Reading Time: About 3 minutes
Today is my father’s birthday. Had he lived, he would have been 72.
Each year that he is gone the anniversary of his birth becomes more significant. I can’t really explain why because in the later years of his life we were not close. There are many reasons for our estrangement. None of them are important to this story, nor do they matter in the context of a blog about storytelling. Except, that’s not entirely true. Let me explain.

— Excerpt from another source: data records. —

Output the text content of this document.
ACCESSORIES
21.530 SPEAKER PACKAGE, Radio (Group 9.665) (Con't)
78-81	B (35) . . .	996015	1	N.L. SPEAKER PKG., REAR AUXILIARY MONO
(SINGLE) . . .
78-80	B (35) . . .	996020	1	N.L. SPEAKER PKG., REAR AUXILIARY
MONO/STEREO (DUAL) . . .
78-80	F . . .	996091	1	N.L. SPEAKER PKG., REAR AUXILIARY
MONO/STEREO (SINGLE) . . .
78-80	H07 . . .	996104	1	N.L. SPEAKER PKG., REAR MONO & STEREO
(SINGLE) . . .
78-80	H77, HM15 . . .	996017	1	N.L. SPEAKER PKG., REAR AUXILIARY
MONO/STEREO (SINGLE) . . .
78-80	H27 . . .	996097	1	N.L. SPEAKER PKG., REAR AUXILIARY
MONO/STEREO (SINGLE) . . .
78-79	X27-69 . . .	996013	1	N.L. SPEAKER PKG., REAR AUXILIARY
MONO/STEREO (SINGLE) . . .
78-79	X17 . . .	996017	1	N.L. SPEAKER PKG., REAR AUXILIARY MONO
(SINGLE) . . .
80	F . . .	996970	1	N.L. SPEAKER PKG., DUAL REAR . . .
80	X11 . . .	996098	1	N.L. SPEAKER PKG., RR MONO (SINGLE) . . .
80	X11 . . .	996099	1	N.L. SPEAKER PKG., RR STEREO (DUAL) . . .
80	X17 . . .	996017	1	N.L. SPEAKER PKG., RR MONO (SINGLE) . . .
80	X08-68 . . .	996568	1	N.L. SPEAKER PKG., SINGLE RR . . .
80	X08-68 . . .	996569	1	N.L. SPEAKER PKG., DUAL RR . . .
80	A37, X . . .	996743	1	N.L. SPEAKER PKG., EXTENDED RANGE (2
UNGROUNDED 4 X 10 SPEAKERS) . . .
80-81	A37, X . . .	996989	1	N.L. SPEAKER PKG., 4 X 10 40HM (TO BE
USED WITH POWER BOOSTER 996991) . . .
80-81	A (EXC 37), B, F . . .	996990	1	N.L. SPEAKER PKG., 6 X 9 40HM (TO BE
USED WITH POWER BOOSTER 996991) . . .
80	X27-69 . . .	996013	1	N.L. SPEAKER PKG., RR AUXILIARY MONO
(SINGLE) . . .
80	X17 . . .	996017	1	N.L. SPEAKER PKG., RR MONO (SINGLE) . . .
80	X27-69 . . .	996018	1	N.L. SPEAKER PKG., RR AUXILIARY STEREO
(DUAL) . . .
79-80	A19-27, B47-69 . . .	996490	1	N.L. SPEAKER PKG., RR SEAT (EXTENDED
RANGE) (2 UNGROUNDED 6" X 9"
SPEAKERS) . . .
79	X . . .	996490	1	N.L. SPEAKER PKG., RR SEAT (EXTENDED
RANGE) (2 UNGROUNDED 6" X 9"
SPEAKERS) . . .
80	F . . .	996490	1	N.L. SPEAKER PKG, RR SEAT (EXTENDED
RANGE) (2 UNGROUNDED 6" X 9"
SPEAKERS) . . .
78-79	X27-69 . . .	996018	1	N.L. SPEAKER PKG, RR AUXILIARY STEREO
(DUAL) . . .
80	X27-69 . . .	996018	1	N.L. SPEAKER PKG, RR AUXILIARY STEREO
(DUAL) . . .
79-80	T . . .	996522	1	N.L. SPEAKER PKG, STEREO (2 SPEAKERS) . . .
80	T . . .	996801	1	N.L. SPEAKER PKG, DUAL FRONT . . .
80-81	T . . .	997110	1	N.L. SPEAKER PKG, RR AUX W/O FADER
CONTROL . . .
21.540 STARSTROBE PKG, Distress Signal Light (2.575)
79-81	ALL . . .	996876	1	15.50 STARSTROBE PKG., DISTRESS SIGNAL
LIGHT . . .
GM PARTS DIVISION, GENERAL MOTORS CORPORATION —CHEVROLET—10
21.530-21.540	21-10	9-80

A few years ago, I started playing a silent game in my mind. When I play this game, I try to relate to something that’s foreign to me by finding a common context. For example, when I look at historic photos of noteworthy moments in time, like the sailing of the Titanic, it’s hard for me to relate. All those people in the photos look so foreign, with their crazy hair styles and overly formal apparel. They don’t seem real. So, I try to imagine what I would look like in those clothes. I try to overlay people I know today onto the faces in the photos. When I do, I begin to imagine stories—stories that would be perfectly believable for the friends and acquaintances I uses as points of reference. That’s when the magnitude of the historic event begins to move me.

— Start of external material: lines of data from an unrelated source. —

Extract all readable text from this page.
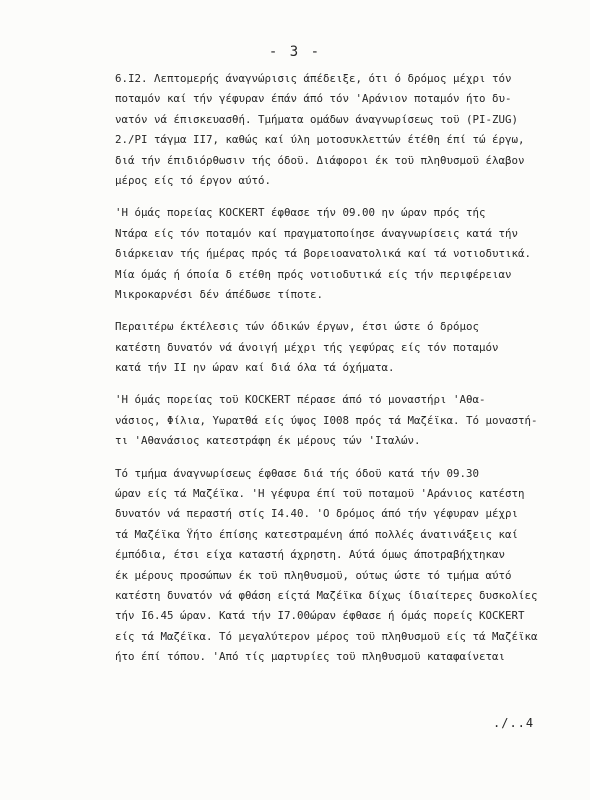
- 3 -
6.I2. Λεπτομερής άναγνώρισις άπέδειξε, ότι ό δρόμος μέχρι τόν
ποταμόν καί τήν γέφυραν έπάν άπό τόν 'Αράνιον ποταμόν ήτο δυ-
νατόν νά έπισκευασθή. Τμήματα ομάδων άναγνωρίσεως τοϋ (PI-ZUG)
2./PI τάγμα II7, καθώς καί ύλη μοτοσυκλεττών έτέθη έπί τώ έργω,
διά τήν έπιδιόρθωσιν τής όδοϋ. Διάφοροι έκ τοϋ πληθυσμοϋ έλαβον
μέρος είς τό έργον αύτό.
'Η όμάς πορείας KOCKERT έφθασε τήν 09.00 ην ώραν πρός τής
Ντάρα είς τόν ποταμόν καί πραγματοποίησε άναγνωρίσεις κατά τήν
διάρκειαν τής ήμέρας πρός τά βορειοανατολικά καί τά νοτιοδυτικά.
Μία όμάς ή όποία δ ετέθη πρός νοτιοδυτικά είς τήν περιφέρειαν
Μικροκαρνέσι δέν άπέδωσε τίποτε.
Περαιτέρω έκτέλεσις τών όδικών έργων, έτσι ώστε ό δρόμος
κατέστη δυνατόν νά άνοιγή μέχρι τής γεφύρας είς τόν ποταμόν
κατά τήν II ην ώραν καί διά όλα τά όχήματα.
'Η όμάς πορείας τοϋ KOCKERT πέρασε άπό τό μοναστήρι 'Αθα-
νάσιος, Φίλια, Υωρατθά είς ύψος I008 πρός τά Μαζέϊκα. Τό μοναστή-
τι 'Αθανάσιος κατεστράφη έκ μέρους τών 'Ιταλών.
Τό τμήμα άναγνωρίσεως έφθασε διά τής όδοϋ κατά τήν 09.30
ώραν είς τά Μαζέϊκα. 'Η γέφυρα έπί τοϋ ποταμοϋ 'Αράνιος κατέστη
δυνατόν νά περαστή στίς I4.40. 'Ο δρόμος άπό τήν γέφυραν μέχρι
τά Μαζέϊκα Ϋήτο έπίσης κατεστραμένη άπό πολλές άνατινάξεις καί
έμπόδια, έτσι είχα καταστή άχρηστη. Αύτά όμως άποτραβήχτηκαν
έκ μέρους προσώπων έκ τοϋ πληθυσμοϋ, ούτως ώστε τό τμήμα αύτό
κατέστη δυνατόν νά φθάση είςτά Μαζέϊκα δίχως ίδιαίτερες δυσκολίες
τήν I6.45 ώραν. Κατά τήν I7.00ώραν έφθασε ή όμάς πορείς KOCKERT
είς τά Μαζέϊκα. Τό μεγαλύτερον μέρος τοϋ πληθυσμοϋ είς τά Μαζέϊκα
ήτο έπί τόπου. 'Από τίς μαρτυρίες τοϋ πληθυσμοϋ καταφαίνεται
./..4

The same is true for my relationship with my father. He wasn’t around much for a good portion of my life. I have some wonderful memories of the times we were together. I also have some jarring ones—some I’d like to forget. Because we were so estranged in the later years of his life, it’s often hard for me to picture him today. But then I play my silent game. For example, I did some math today and I realized that when my dad was my age he had a son (me) who was one year younger than my son. I can’t explain why that matters, but it does. It allows me to think of he and I at a bar having a beer talking about our sons. I am suddenly able to relate to him. I can imagine what he would say, how he would say it, and what impact it would have on me.
For the record, my father never met a stranger. A conversation in a bar such as the one I described above would have been fun. He loved to joke. He loved to share what he knew. He loved to tell stories, usually with a Pall Mall cigarette in one hand and a beer in the other.##Points of Relation
This all boils down to the purpose of this post. When telling a story, clearly set your point of departure so that your audience can anchor in and relate from there. Find tiny details that put us at the bar with your characters.

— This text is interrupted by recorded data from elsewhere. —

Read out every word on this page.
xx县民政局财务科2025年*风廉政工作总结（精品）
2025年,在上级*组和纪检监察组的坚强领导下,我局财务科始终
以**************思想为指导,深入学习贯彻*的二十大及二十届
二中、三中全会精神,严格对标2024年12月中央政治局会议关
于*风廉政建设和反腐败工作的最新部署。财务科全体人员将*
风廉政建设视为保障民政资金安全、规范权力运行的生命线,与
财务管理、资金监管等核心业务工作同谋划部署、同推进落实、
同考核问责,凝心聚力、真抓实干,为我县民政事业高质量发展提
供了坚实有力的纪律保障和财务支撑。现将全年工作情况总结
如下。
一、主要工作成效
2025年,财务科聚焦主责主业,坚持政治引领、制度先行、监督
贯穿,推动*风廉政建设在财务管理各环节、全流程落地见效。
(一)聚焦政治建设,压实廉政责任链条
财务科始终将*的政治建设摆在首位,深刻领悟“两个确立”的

When I was trying to think of a good example for this post, for some odd reason my mind went to Aliens, the 1986 SciFi thriller by James Cameron. I loved that movie. It made me want to go to film school. Part of the reason I loved it was the way I related to the characters, and the relating points were often so subtle. For example, I remember early in the film developing a bond with Ripley (an encore portrayal played by Sigourney Weaver) because of the way she reacted when she was reunited with her cat, Jonesy. A small, almost insignificant story snippet that could have been cut built a bond between me and her. Similarly, I remember the scene right after the first alien attack, when the marines realize this isn’t a simple “bug hunt.” Ripley tries to take control of the situation when the crew finds itself disastrously stranded with a planet full of aliens:
- How long after we're declared overdue can we expect a rescue?
- [pause] Seventeen days.
- Seventeen! Hey man, I don't wanna rain on your parade, but we're not gonna last seventeen hours. Those things are gonna come in here just like they did before. And they're gonna come in here...
- ...and they're gonna come in here AND THEY'RE GONNA GET US!
- Hudson! This little girl survived longer than that with no weapons and no training.
[Newt apes a salute]
- Why don't you put her in charge?
That exchange, with a bit of comic relief at the end, puts us on a level playing field with the characters. We feel what Hudson feels. And Ripley uses another point of relation (a child surviving for much longer than 17 days) to help knock him out of his funk.
Whether you’re building a brand or writing a novel, the storytelling lesson is the same. You have to find that point of relation to make your audience care. I always remember the State of the Union addresses by Bill Clinton because of a clever storytelling trick he employed that follows this lesson. He always—always—had someone affected by his topic in the audience. When he spoke about his policy proposal, we could look over and see a real person who embodied the issue. It was very effective. I suspect that some of you who are reading this were able to relate to me simply because of what I disclosed about my relationship with my father. You have to find the common bridges in humanity to make your audience care.
We can study photographs of the Gilded age and wonder what those people were like, or we can watch Downton Abbey and revel in the lustful similarities to the world we live in now. Give your audience a means to relate to the folks in your story. They’ll engage and look for a reason to come back for more.